Cluster Update Summary

Posted on Wed 12 June 2019 in news by Simon Butcher

As part of our commitment to providing stable and manageable systems, here is a round-up of some recent updates we have been working on behind the scenes:

1) Upgrade of all HPC cluster nodes to CentOS 7.6

Over the last couple of weeks, you may have noticed a few nodes in disabled or maintenance state when running the nodestatus command. We have been rolling out an operating system update from CentOS 7.4 to 7.6, which provides essential security updates, and some other fixes. We run the operating system update on each node as an exclusive cluster job, followed by benchmarks and functionality tests, before bringing the node back online. This allows us to perform essential updates with the minimum of disruption.
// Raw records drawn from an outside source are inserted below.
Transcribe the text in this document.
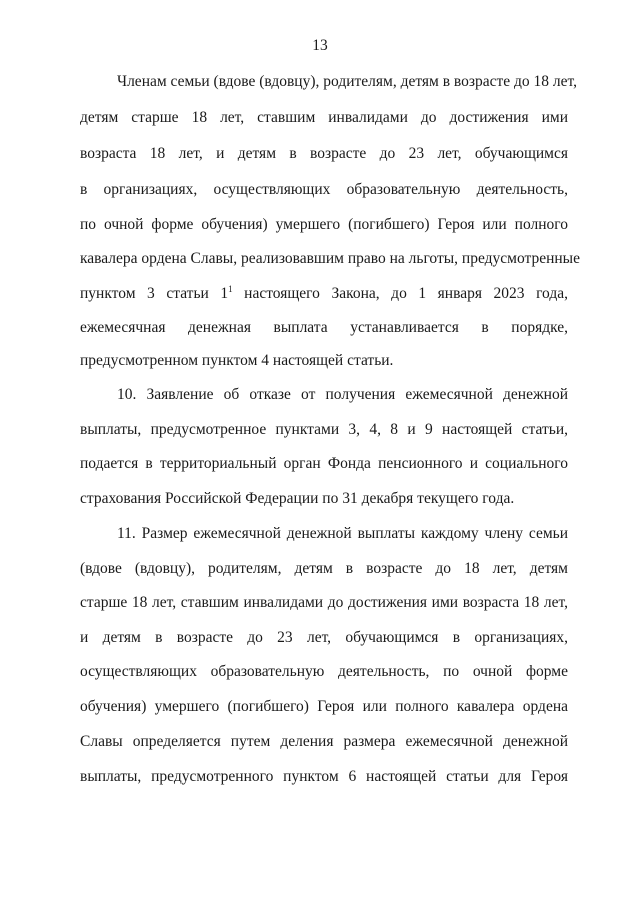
13
Членам семьи (вдове (вдовцу), родителям, детям в возрасте до 18 лет,
детям старше 18 лет, ставшим инвалидами до достижения ими
возраста 18 лет, и детям в возрасте до 23 лет, обучающимся
в организациях, осуществляющих образовательную деятельность,
по очной форме обучения) умершего (погибшего) Героя или полного
кавалера ордена Славы, реализовавшим право на льготы, предусмотренные
пунктом 3 статьи $1^1$ настоящего Закона, до 1 января 2023 года,
ежемесячная денежная выплата устанавливается в порядке,
предусмотренном пунктом 4 настоящей статьи.
10. Заявление об отказе от получения ежемесячной денежной
выплаты, предусмотренное пунктами 3, 4, 8 и 9 настоящей статьи,
подается в территориальный орган Фонда пенсионного и социального
страхования Российской Федерации по 31 декабря текущего года.
11. Размер ежемесячной денежной выплаты каждому члену семьи
(вдове (вдовцу), родителям, детям в возрасте до 18 лет, детям
старше 18 лет, ставшим инвалидами до достижения ими возраста 18 лет,
и детям в возрасте до 23 лет, обучающимся в организациях,
осуществляющих образовательную деятельность, по очной форме
обучения) умершего (погибшего) Героя или полного кавалера ордена
Славы определяется путем деления размера ежемесячной денежной
выплаты, предусмотренного пунктом 6 настоящей статьи для Героя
2) GPU additions and CUDA driver updates

We recently purchased an additional 4 Nvidia V100 GPUs to keep up with demand for GPU acceleration. These were added to the sbg nodes to make 4 GPUs per server. Additionally, the CentOS 7.6 update allowed us to update the CUDA drivers to version 10.0, which has provided performance improvements, and allows use of the latest TensorFlow and MATLAB versions.

3) sdv node firmware updates

Our sdv nodes were quite new on the market when they were purchased, and as a result, have received quite a few firmware updates to address a variety of bugs, security updates, performance and hardware compatibility issues. We will be applying these over the next couple of weeks, as nodes become available.